Heather Cook, who had been the second-highest-ranking Episcopal leader in Maryland, pleaded guilty last month to manslaughter, drunken driving and leaving the scene.
Her blood-alcohol level was 0.22 percent, and prosecutors said she was texting when she struck 41-year-old cyclist Tom Palermo on Dec. 27. The impact threw Palermo onto Cook's hood and into the windshield of her car. He died of severe head trauma, leaving behind a wife and two young children.
Cook left the scene for 30 minutes before returning, prosecutors said.
After more than an hour of tearful testimony from members of Palermo's family during Tuesday's sentencing, Cook turned and addressed them directly for the first time.
"I am so sorry for the pain and agony I have caused," she said. "This is my fault and I accept complete responsibility.
"I think about you every day," she told Palermo's wife, parents and other relatives. "I often felt I didn't deserve to be alive."
Cook then turned and addressed the judge.
"Your honor," she said, "I believe God is working through this and I trust your judgment."
Cook remained composed during most of the hearing, breaking into sobs only when Palermo's mother spoke and when a former parishioner testified that she'd named her adopted daughter after Cook. After the hearing Cook was led out of the courtroom in handcuffs.
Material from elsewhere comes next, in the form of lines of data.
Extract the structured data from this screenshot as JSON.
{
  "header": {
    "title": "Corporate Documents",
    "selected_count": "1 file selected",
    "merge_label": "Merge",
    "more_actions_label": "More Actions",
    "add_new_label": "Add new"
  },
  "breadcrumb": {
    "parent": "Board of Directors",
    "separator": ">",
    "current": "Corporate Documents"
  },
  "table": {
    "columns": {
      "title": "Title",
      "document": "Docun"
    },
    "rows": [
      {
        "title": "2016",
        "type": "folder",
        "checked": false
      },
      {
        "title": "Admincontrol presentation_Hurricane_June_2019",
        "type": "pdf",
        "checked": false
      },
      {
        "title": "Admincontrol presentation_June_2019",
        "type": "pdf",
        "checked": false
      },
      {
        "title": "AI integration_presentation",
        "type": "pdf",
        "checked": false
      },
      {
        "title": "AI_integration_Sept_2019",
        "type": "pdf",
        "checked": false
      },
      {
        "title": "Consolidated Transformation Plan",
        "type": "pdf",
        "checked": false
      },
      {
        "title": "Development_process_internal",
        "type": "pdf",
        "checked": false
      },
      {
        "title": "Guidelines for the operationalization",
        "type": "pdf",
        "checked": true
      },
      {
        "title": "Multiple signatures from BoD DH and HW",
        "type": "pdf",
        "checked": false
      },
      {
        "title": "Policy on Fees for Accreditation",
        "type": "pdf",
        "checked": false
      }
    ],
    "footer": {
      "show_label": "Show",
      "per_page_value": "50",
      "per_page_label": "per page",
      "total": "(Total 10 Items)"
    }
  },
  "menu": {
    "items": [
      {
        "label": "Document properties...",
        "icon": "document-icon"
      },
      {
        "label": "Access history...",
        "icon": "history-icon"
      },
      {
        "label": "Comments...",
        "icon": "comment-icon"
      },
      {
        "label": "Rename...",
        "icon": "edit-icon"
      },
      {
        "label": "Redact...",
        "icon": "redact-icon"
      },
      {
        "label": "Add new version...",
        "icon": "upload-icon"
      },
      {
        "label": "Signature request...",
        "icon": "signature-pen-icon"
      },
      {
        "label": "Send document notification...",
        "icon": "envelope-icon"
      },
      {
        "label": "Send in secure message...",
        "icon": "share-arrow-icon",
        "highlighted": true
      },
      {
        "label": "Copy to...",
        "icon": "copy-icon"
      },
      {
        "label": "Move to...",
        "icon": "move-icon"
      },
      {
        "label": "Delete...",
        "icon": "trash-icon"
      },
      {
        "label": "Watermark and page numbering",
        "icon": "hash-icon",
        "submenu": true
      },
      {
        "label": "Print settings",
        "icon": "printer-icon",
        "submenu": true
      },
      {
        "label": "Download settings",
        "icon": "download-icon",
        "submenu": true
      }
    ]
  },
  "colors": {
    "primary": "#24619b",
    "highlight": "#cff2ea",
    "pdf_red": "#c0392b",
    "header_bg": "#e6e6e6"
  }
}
Prosecutors had asked for a 10-year prison term, but Baltimore Circuit Judge Timothy Doory opted for a 20-year sentence with all but seven years suspended.
"I hope everyone can begin now to put these events behind us," Doory said. "It is, I trust, a situation where everyone can now focus on the future."
Alisa Rock, Palermo's sister-in-law, called the sentence "lukewarm."
"It could have sent a stronger signal that our community takes driving under the influence and driving while distracted seriously," she said.
State's Attorney Marilyn Mosby, who was present during the hearing, said there was "some sort of measure of justice that was imposed today."
Cook resigned from her position as bishop in May, and her credentials were revoked by the Episcopal Church. She is now considered a layperson.